NTS Spring 2014/Abstracts
|Majid Hadian-Jazi (UIC)|
|Title: On a motivic method in Diophantine geometry|
Abstract: By studying the variation of motivic path torsors associated to a variety, we show how certain nondensity assertions in Diophantine geometry can be translated to problems concerning K-groups. Then we use some vanishing theorems to obtain concrete results.
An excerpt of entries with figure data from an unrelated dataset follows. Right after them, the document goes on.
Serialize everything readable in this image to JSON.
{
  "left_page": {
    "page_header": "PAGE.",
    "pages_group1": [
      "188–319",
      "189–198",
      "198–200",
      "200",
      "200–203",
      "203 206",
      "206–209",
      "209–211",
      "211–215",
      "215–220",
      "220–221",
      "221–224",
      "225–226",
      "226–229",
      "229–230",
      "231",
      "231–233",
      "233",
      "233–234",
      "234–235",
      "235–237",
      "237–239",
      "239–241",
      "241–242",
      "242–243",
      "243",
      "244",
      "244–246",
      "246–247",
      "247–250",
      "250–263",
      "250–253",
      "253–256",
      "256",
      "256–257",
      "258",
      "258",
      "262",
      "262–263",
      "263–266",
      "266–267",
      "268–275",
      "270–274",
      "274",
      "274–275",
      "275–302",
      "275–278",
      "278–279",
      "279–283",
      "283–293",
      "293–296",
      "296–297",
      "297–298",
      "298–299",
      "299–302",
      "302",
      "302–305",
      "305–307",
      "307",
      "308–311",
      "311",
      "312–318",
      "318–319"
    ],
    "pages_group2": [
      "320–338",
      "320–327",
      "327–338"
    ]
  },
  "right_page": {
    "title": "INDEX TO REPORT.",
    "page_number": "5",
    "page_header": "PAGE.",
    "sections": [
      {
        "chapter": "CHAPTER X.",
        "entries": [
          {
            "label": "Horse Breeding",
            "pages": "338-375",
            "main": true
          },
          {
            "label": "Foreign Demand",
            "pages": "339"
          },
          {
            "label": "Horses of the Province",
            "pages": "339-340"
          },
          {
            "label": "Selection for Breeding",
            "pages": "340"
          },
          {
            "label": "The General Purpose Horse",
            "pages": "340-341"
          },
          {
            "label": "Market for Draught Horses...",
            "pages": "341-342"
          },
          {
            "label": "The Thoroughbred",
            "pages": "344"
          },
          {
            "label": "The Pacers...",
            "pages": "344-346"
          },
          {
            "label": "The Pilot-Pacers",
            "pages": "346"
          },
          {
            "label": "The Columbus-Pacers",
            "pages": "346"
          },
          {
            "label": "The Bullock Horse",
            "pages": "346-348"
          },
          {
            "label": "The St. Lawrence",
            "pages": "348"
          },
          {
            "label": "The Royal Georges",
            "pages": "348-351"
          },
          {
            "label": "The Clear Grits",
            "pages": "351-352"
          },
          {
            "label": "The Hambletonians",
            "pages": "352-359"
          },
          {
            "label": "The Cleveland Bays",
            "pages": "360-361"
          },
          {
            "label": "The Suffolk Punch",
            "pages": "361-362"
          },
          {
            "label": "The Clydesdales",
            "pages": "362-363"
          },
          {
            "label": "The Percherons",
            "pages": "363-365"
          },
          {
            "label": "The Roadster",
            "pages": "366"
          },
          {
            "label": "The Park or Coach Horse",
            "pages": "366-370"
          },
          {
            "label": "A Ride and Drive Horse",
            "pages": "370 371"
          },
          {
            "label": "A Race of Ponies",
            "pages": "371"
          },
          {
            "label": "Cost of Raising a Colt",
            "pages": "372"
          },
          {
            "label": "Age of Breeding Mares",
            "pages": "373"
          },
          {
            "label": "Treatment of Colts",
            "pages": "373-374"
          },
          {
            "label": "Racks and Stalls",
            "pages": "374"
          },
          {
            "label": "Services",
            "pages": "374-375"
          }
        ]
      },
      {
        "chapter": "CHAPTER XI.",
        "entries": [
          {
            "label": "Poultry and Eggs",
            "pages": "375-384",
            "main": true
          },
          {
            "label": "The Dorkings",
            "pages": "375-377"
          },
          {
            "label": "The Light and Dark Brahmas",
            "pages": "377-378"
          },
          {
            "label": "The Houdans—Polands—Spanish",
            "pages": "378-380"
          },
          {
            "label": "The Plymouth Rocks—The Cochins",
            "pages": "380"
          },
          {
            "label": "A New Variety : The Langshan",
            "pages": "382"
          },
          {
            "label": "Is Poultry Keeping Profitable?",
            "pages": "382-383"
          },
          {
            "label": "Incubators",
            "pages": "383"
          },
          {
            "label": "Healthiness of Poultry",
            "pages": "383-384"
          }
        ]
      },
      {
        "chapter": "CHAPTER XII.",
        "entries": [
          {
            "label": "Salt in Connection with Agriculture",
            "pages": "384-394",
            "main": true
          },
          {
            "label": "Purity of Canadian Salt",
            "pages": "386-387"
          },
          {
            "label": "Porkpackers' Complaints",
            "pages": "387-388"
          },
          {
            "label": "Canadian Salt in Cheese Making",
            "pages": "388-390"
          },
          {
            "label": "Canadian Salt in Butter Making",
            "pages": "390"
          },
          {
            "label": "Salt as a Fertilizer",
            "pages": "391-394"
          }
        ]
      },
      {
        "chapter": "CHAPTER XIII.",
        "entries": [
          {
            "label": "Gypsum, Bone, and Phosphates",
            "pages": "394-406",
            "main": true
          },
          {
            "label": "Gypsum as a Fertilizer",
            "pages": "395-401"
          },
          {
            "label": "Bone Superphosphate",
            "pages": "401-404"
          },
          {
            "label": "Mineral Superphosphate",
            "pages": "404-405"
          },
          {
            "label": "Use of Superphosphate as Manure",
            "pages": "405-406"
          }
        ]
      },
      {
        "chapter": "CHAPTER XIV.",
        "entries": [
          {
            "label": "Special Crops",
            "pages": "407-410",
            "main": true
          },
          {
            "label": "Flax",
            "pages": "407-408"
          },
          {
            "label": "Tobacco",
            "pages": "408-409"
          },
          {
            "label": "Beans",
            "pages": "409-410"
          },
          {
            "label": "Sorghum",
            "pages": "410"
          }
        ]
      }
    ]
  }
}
|Alexander Fish (University of Sydney, Australia)|
|Title: Ergodic Plunnecke inequalities with applications to sumsets of infinite sets in countable abelian groups|
Abstract: By use of recent ideas of Petridis, we extend Plunnecke inequalities for sumsets of finite sets in abelian groups to the setting of measure-preserving systems. The main difference in the new setting is that instead of a finite set of translates we have an analogous inequality for a countable set of translates. As an application, by use of Furstenberg correspondence principle, we obtain new Plunnecke type inequalities for lower and upper Banach density in countable abelian groups. Joint work with Michael Bjorklund, Chalmers.
|John Voight (Dartmouth)|
|Title: Numerical calculation of three-point branched covers of the projective line|
Abstract: We exhibit a numerical method to compute three-point branched covers of the complex projective line. We develop algorithms for working explicitly with Fuchsian triangle groups and their finite index subgroups, and we use these algorithms to compute power series expansions of modular forms on these groups. This is joint work with Michael Klug, Michael Musty, and Sam Schiavone.
|Nir Avni (Northwestern)|
|Title: Representation zeta functions|
Abstract: I will talk about connections between the following: 1) Asymptotic representation theory of an arithmetic lattice G(Z). More precisely, the question of how many n-dimensional representations does G(Z) have. 2) The distribution of a random commutator in the p-adic analytic group G(Zp). 3) The complex geometry of the moduli spaces of G-local systems on a Riemann surface, and, more precisely, the structure of its singularities.